A few questions, if I may...
Less than 20Z between embark and SMR.
Can you do this in worldgen, or just using dfhack to find a good spot, with a 'short' world? Even with minimums between layers and 1 cavern layer, 20Z is awfully short. And, do you use agriculture and trade to get necessary materials? I can have issues mining out enough with 50Z embarks, once the fort is a few years old, and usually try for 100Z or more, to have plenty of good rock and ore.
A very small and thin aquifer.
Coming back from not playing in a year or more, I'm finding it hard to find what makes for good aquifers, these days. Are there any specific parameters to increase them, or common parameters that are decreasing them? I keep going to embarks with them only to have to use reveal, and find a tiny little pocket on an edge, if anything, rather than the old entire square, or most of one, filled with water. I'm one of those weirdos that
likes big aquifers and I cannot lie <whip cracking sound>, and it seems that whole-embark aquifers are not everywhere, these days.
Vertical layout fort.
The only way to dig!
Lethal cold and/or lethal hot.
Any tips for getting more glacier and tundra squares?
Personally, years ago I got fast low-latency RAM, and have every intention of spending on that again when I upgrade my desktop, to get a little bit extra out of things. Right now I'd probably get the best 3466MHz DDR4 I could find for a decent price, but with AMD officially showing off 3700MHz and up support, there might be even faster affordable RAM when the time comes. It tends to help out in other city builder and strategy games, too.
Assuming things are like older versions (it seems so), small very specific stockpiles (such as 3x3 with 3 wheelbarrows for heavy items, or plain 3x1 or 3x2 for lightweight items), with well-organized take/put relationships set up for those stockpiles (minimize jobs
and also minimize path distance between common repeating jobs), keeping workshops and their stockpiles out of the way of regular traffic (including just by low traffic, if the fort doesn't go as planned), have as few open paths between fort sections as possible (preferably one, possibly with locked doors or retracted bridges for military or service tunnel access in a pinch), as few squares to path along as possible, as little chance of pathing with a group of other dwarves as possible, and prolific traffic designations (oh, and set the weights higher in d_init.txt), tended to help quite a lot. No stupid dwarf tricks, just limiting production, stockpiling, and pathable networks (stockpiles are a big one, and most stockpiles only need to be production and consumption buffers).

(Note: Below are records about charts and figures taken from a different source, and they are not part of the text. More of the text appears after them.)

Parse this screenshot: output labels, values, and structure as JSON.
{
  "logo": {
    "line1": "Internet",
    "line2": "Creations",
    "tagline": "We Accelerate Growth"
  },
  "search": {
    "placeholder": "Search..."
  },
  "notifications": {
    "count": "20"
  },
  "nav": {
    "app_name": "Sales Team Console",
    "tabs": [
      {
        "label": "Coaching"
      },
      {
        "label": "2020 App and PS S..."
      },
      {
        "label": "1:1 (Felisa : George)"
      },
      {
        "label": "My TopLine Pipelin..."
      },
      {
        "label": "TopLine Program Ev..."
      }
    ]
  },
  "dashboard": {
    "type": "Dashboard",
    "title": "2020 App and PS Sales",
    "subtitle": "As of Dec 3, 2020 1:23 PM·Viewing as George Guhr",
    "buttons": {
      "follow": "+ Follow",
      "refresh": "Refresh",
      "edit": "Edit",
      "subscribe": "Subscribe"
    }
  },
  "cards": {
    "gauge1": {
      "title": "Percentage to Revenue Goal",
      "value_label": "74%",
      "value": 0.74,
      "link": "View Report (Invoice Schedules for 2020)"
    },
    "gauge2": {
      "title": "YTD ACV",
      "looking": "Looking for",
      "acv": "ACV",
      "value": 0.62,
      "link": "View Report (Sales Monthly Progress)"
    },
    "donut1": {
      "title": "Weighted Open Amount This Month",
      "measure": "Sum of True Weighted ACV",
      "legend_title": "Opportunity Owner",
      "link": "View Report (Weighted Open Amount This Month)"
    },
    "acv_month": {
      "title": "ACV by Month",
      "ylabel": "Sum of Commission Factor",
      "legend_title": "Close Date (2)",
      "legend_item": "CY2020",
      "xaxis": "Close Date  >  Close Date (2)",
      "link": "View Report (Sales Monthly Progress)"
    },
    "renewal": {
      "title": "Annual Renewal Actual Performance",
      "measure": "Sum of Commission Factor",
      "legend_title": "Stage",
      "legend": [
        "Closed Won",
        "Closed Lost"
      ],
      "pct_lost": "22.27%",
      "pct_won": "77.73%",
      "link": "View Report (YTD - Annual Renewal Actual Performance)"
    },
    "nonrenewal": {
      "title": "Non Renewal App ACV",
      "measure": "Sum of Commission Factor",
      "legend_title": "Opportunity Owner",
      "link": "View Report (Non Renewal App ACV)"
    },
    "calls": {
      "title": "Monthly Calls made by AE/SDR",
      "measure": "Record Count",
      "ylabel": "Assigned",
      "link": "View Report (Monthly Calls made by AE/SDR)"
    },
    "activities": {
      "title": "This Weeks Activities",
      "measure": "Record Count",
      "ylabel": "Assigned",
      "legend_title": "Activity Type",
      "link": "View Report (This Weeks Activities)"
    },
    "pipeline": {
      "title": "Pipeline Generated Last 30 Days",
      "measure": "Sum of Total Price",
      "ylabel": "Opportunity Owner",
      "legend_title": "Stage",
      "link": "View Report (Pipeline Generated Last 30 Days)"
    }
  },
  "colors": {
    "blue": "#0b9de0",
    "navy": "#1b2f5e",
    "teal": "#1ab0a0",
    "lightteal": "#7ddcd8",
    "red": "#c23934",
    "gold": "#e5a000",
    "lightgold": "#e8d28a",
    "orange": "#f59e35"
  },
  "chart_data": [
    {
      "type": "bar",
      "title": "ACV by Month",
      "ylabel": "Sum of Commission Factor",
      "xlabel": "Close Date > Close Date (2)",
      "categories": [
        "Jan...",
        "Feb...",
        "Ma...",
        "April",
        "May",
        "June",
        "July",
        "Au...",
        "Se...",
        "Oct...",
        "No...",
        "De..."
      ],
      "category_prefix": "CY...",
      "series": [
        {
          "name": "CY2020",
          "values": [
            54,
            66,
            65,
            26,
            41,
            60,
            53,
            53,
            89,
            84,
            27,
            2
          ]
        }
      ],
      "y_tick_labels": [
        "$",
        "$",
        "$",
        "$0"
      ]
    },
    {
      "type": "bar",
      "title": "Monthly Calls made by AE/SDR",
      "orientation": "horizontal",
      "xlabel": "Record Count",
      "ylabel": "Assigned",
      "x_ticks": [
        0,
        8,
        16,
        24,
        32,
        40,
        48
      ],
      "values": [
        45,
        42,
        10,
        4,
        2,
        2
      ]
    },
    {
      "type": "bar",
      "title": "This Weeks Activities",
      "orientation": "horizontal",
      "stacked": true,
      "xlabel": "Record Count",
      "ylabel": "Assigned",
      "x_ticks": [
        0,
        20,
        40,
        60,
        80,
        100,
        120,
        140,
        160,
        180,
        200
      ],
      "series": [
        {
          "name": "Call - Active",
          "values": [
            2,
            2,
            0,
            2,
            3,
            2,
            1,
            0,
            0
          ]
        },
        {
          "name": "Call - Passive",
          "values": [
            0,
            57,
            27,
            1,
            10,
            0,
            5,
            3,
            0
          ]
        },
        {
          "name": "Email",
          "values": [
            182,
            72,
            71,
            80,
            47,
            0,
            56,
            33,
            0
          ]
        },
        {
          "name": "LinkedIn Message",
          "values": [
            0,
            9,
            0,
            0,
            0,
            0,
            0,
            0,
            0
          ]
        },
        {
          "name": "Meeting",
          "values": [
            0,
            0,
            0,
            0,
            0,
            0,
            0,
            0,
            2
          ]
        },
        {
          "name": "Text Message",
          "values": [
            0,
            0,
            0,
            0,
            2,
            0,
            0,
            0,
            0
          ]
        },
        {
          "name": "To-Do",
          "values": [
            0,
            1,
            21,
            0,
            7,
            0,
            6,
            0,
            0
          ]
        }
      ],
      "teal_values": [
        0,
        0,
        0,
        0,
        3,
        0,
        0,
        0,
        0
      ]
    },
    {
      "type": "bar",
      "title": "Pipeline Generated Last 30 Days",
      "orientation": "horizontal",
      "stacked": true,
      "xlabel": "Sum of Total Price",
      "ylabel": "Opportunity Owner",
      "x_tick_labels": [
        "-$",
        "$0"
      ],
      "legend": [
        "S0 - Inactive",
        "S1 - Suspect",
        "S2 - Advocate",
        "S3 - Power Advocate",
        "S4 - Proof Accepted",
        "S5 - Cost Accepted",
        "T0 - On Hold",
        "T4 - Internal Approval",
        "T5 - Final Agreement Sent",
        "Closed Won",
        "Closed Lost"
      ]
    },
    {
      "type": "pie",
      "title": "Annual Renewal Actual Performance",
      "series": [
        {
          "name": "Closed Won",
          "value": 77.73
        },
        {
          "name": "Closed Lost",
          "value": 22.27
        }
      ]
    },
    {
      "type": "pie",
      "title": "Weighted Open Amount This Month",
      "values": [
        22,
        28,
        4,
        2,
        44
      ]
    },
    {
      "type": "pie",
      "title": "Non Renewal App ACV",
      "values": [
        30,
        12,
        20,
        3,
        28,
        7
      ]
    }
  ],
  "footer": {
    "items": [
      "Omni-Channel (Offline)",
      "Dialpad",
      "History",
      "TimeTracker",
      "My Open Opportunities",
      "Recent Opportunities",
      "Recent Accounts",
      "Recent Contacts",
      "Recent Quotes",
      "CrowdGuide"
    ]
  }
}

For example, I might dig down such that every 5Z or 10Z there is a potential fort section to dig out, generally with a purpose other than dining or living space, and with only one way in and out. The dwarves working there will also have their own dining rooms and bedrooms there, with small food and drink stockpiles. I have to give in some, with taverns and temples and whatnot, but that alone can keep them from having to path too much and too far (and thus interact with other dwarves in their way), most of the time. Most other dwarves just come in and drop off or pick up something on a different Z-level than the workshops or bedrooms, or the workshops will have output stockpiles on the ramp/staircase side.